O resultado dessa batalha viabilizou, entre outros projetos, a construção das usinas hidrelétricas de Santo Antônio e Jirau, no rio Madeira, e Belo Monte, no rio Xingu, que seguem a todo vapor. Juntas, as represas terão capacidade para gerar 18,4 mil megawatts, que irão alimentar a expansão industrial no sudeste e a da mineração na Amazônia.
Atualmente, segundo o geógrafo Arnaldo Carneiro, do Instituto Sócio Ambiental, “metade da capacidade energética instalada na região norte é consumida pela mineração e metalurgia, e 20% de toda eletricidade produzida no país é agregada a produtos destinados ao mercado externo”.
O PAC promete repassar R$ 35 bilhões para investimentos em geração e transmissão de energia na região amazônica. Outros R$ 10,6 bilhões devem permitir a construção e pavimentação de rodovias na floresta. Entre os projetos na área dos transportes, chama a atenção o asfaltamento da BR-163 (Cuiabá-Santarém) e da BR-319 (Manaus-Porto Velho), esta ainda em fase de avaliação ambiental, mas que pode acarretar o desmatamento de 39 milhões de hectares e afetar a mais de 50 povos indígenas, alguns em isolamento voluntário.

Contradições amazônicas
“Como outros projetos de infra-estrutura, as estradas são importantes para estimular a economia, integrar locais distantes e prover acessos a serviços públicos, como escolas e hospitais”, reconhece Arnaldo Carneiro. O geógrafo lembra, entretanto, que as estradas também vêm possibilitando o roubo de madeira, o surgimento de garimpos e a apropriação ilegal de terras indígenas. Basta dizer que, de acordo com o Instituto Nacional de Pesquisas Espaciais (INPE), cerca de 75% do desmatamento ocorre numa faixa de até 100 quilômetros ao redor das rodovias.
“O Estado brasileiro está presente na Amazônia, mas de forma esquizofrênica”, avalia Carneiro, assinalando que, enquanto o governo se desdobra para reduzir o desmatamento, financia projetos que ajudam a derrubar a floresta. “Precisamos mesmo expandir sobre a Amazônia? Ou, nesse jogo global de economias ambientais, a Amazônia tem uma outra virtude, uma outra utilidade que não seja servir à pecuária e à agricultura?”
Os questionamentos do geógrafo não fazem eco aos projetos da Iniciativa para a Integração da Infra-estrutura Regional Sul-Americana (IIRSA), que, com forte apoio do BNDES, também está presente na Amazônia.
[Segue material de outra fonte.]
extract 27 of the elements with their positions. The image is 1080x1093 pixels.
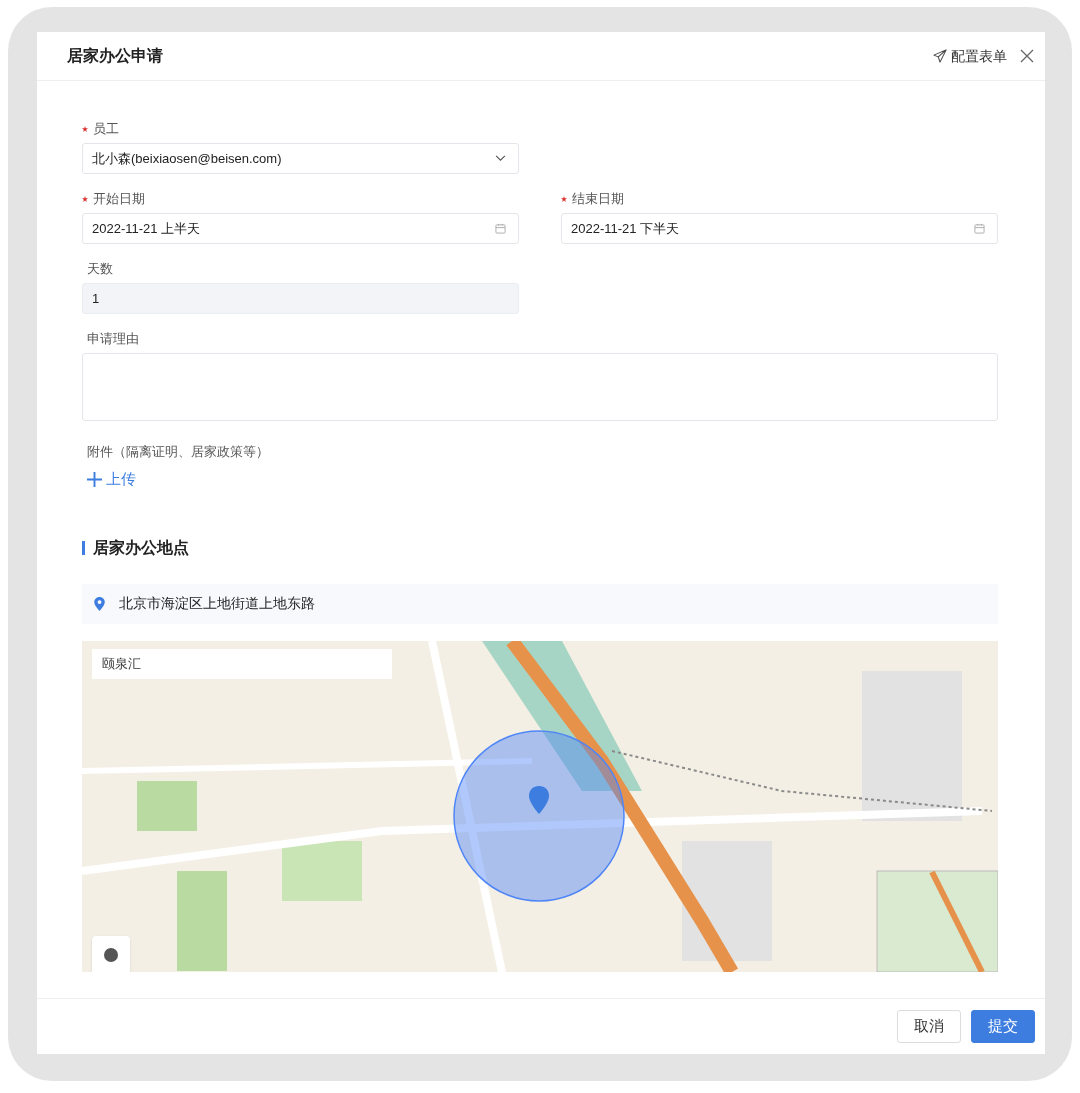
upload-button[interactable]: 上传 — [87, 468, 136, 491]
date-field[interactable]: 2022-11-21 上半天 — [82, 213, 519, 244]
field-label: 附件（隔离证明、居家政策等） — [87, 444, 269, 459]
map-search-field[interactable]: 颐泉汇 — [92, 648, 392, 679]
textarea-field[interactable] — [82, 353, 998, 421]
field-label: 申请理由 — [87, 330, 139, 349]
close-icon[interactable] — [1019, 48, 1035, 64]
date-field[interactable]: 2022-11-21 下半天 — [561, 213, 998, 244]
calendar-icon — [974, 223, 985, 234]
field-label: 天数 — [87, 260, 113, 279]
calendar-icon — [495, 223, 506, 234]
chevron-down-icon — [495, 155, 506, 162]
send-icon — [933, 49, 947, 63]
locate-icon — [103, 946, 119, 963]
config-form-button[interactable]: 配置表单 — [933, 45, 1007, 67]
cancel-button[interactable]: 取消 — [897, 1010, 961, 1043]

Pelo menos dois corredores interoceânicos estão em planejamento para ligar a porção brasileira da floresta à cordilheira dos Andes e ao Pacífico, incrementando, assim, o escoamento dos grãos produzidos pelo avanço da fronteira agrícola ao norte do Mato Grosso.
“Devemos procurar um modelo de desenvolvimento que gere emprego e fortalecer um tipo de produção que não destrua a floresta. A Zona Franca de Manaus é um exemplo de indústria que não desmata. Podemos criticá-la de várias maneiras, mas o estado do Amazonas é o que menos desmata e ainda por cima tem um pólo industrial”, opina o físico Luiz Pinguelli Rosa, da UFRJ. “Devemos buscar um tipo de desenvolvimento que não produza tantas emissões e, ao mesmo tempo, dê uma vida digna à população. Não tem cabimento os europeus viverem numa situação confortável e aqui existir gente que sequer tem energia elétrica em casa.”